La réforme des récits de la période 1 dans les programmes d'AP Histoire des États-Unis au fil des ans reflète une prise de conscience croissante dans la communauté éducative de la nécessité de traiter les civilisations amérindiennes comme sujet d'étude substantiel plutôt que comme simple contexte ou arrière-plan. Le programme actuel d'AP Histoire des États-Unis accorde une importance considérablement plus grande aux peuples autochtones et à leurs civilisations que les éditions précédentes, reconnaissant que la compréhension de ce qui existait en Amérique du Nord avant le contact européen est essentielle pour comprendre la nature et les conséquences de la colonisation, les dynamiques de la rencontre culturelle et les processus par lesquels les sociétés américaines ont été façonnées par les interactions entre des peuples de traditions très différentes. Cette évolution du programme d'études reflète des changements plus larges dans l'érudition historique américaine qui, au cours des dernières décennies, ont considérablement enrichi notre compréhension du passé indigène et de son importance pour l'histoire américaine dans son ensemble.

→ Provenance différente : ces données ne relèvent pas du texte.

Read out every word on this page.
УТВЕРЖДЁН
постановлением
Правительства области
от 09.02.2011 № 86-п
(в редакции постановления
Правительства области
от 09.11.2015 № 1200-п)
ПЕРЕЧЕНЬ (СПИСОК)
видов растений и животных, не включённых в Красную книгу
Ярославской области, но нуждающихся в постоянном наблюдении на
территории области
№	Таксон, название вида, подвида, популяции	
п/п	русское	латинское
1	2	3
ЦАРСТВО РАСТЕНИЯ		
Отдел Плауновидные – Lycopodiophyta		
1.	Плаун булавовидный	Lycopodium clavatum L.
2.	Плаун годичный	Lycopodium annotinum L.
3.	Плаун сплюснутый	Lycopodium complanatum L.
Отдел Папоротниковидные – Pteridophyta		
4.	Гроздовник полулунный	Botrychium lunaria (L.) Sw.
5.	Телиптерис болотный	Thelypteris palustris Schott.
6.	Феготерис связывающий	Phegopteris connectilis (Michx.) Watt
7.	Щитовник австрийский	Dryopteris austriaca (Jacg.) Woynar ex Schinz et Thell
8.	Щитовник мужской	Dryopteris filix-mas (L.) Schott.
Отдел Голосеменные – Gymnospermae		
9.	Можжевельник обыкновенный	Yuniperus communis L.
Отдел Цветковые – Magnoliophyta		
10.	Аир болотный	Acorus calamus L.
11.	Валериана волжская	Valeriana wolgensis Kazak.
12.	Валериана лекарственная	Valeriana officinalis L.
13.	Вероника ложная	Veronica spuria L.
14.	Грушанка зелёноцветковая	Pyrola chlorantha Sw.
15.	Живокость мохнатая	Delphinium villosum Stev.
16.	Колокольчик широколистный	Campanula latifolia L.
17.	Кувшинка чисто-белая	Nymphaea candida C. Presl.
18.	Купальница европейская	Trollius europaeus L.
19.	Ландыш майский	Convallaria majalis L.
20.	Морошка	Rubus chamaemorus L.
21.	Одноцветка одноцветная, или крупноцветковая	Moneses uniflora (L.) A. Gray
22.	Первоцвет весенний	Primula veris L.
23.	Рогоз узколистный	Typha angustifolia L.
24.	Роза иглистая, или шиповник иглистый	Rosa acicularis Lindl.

La question de la restitution des restes humains et des objets culturels indigènes détenus par des musées et des institutions de recherche à travers les États-Unis est une autre dimension contemporaine de l'héritage des civilisations amérindiennes qui continue d'être négociée dans les sphères légale, politique et culturelle. La loi sur la protection et le rapatriement des sépultures des Amérindiens, adoptée par le Congrès des États-Unis en 1990, établit un cadre juridique pour le rapatriement des restes humains, des objets funéraires, des objets sacrés et du patrimoine culturel indigènes détenus par des musées et des institutions fédérales, et sa mise en œuvre au cours des décennies suivantes a impliqué des milliers de transactions de rapatriement impliquant des centaines d'institutions et de nations tribales à travers le pays. Ces négociations de rapatriement ne sont pas de simples transactions administratives mais des engagements profondément significatifs aux implications morales, culturelles et historiques importantes, reconnaissant la continuité vivante entre les civilisations précontactuelles décrites dans cet article et les communautés indigènes contemporaines qui sont leurs héritiers.